If Theft of Swords looks like a traditional epic fantasy, my second book is a different kind of fantasy entirely. Her Christmas Pleasure by Karen Erickson is a romantic fantasy of the historic, hot and steamy variety. This book is short, but probably more spicy than sweet. I have a soft spot in my heart for this author, as one of her other books, Lessons in Indiscretion, was the first title I reviewed for NetGalley.

Two other historic romances are part of my week’s reading; A Midsummer Night’s Sin by Kasey Michaels, and Desired by Nicola Cornick. Both books are part of series, and I have read and reviewed previous titles in each series. Nicola Cornick’s Desired is part of her Scandalous Women of the Ton series. I reviewed Notorious this summer. And I also reviewed The Taming of the Rake, the previous entry to Kasey Michaels Blackthorn Brothers‘ series, on the very same day.

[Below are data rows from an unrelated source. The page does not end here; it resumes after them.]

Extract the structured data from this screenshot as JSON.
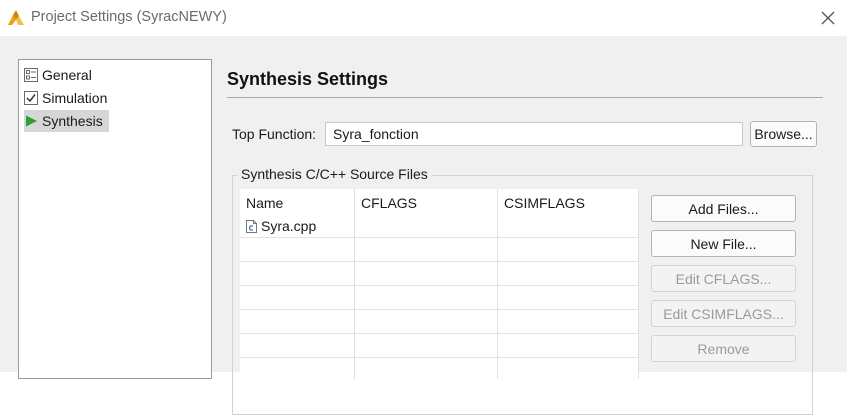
{
  "window": {
    "title": "Project Settings (SyracNEWY)",
    "app_icon": "vivado-hls-logo-icon",
    "close_icon": "close-icon"
  },
  "nav": {
    "items": [
      {
        "label": "General",
        "icon": "general-settings-icon",
        "selected": false
      },
      {
        "label": "Simulation",
        "icon": "checkbox-checked-icon",
        "selected": false
      },
      {
        "label": "Synthesis",
        "icon": "play-arrow-icon",
        "selected": true
      }
    ]
  },
  "synthesis": {
    "heading": "Synthesis Settings",
    "top_function_label": "Top Function:",
    "top_function_value": "Syra_fonction",
    "browse_label": "Browse...",
    "source_files_group": "Synthesis C/C++ Source Files",
    "table": {
      "columns": [
        "Name",
        "CFLAGS",
        "CSIMFLAGS"
      ],
      "rows": [
        {
          "name": "Syra.cpp",
          "icon": "c-source-file-icon",
          "cflags": "",
          "csimflags": ""
        }
      ]
    },
    "buttons": {
      "add_files": "Add Files...",
      "new_file": "New File...",
      "edit_cflags": "Edit CFLAGS...",
      "edit_csimflags": "Edit CSIMFLAGS...",
      "remove": "Remove"
    }
  },
  "colors": {
    "accent_green": "#2e9e3c",
    "logo_orange": "#e8a317",
    "panel_background": "#f0f0f0",
    "disabled_text": "#9a9a9a"
  }
}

The final book in the Royal House of Shadows series is due out next week. Nalini Singh’s Lord of the Abyss is on my list. I’m looking forward to seeing how this series finishes out. I’ve seen a few ARC reviews for this book, but I’ve tried to avert my eyes. I don’t want to judge the book before I read it.

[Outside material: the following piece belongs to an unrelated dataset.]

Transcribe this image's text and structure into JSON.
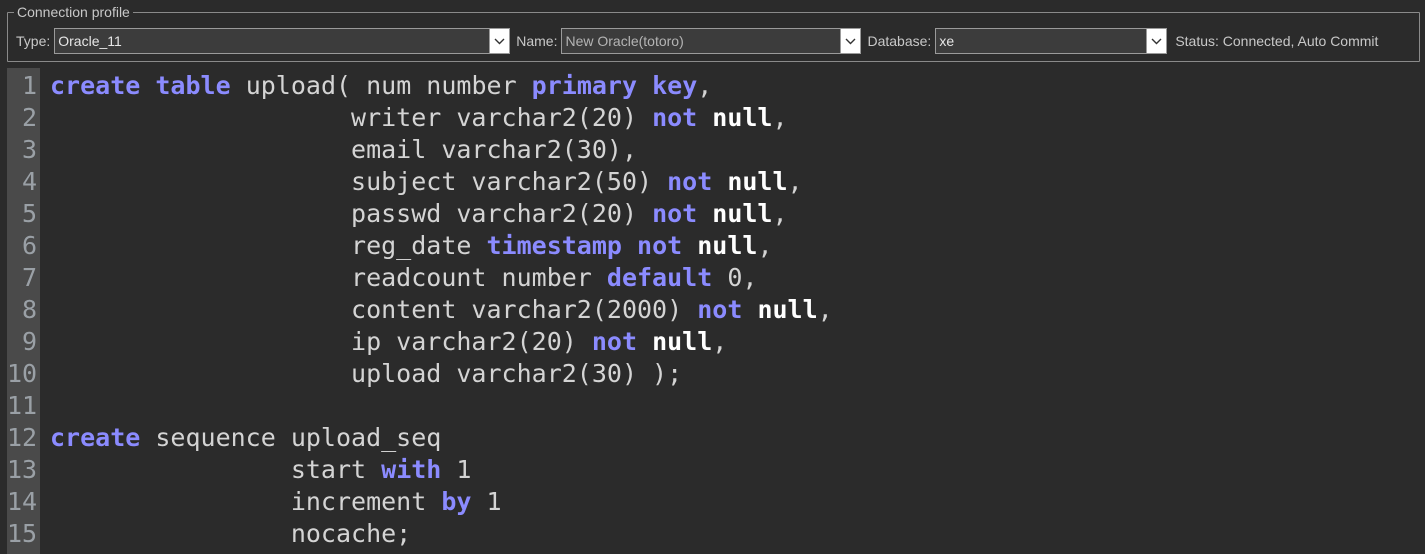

And last, but not least, one of those things that makes me glad I go through this exercise a week in advance, even when it causes a major “eek” moment. I have Tricks of the Trade by Laura Anne Gilman on my list. I loved her Retrievers series, so I thought I would also like her Paranormal Scene Investigators series too. Tricks is the third book in the series, and I figured that by picking up book 3 from NetGalley, I would finally read books 1 and 2, Hard Magic and Pack of Lies, which I have in print. So now I have to read those first before I start Tricks of the Trade. They’ll be something to read in the car if the iPad runs out of juice (not that we don’t have two Apple device car chargers, but it’s always good to be prepared!) Hard Magic and Pack of Lies are also the only two books for next week that are not from NetGalley. Not only do I own those, they are print copies I moved from Florida to Georgia. It’s high time they got read!


 

 

 

 

Looking back at last week’s post, I didn’t do half bad. A had some help from a couple of sleepless nights, and my husband spent way too much time working, but hey, it all counts, right?

I got everything read for this week, almost. I still have about 2/3rds of Edge of Survival to go, but it’s really good so far. I still need to read Fallen Embers and Burning Embers for Lauri. And that library book, I just bought the thing from Amazon. Since the local library doesn’t even own Charles Todd’s Wings of Fire, I either needed to finish or spend another $2 to borrow it again from some other library. The Kindle version was only $7.99. I did the math, factored in the worry, and gave in.

I have a lot of writing to do to get all these books out of my head. At least the reviews for Frost Moon and Blood Rock are out of my head. Those books were absolutely awesome.

Just a reminder, Ebook Review Central tomorrow will be the Carina Press titles from October.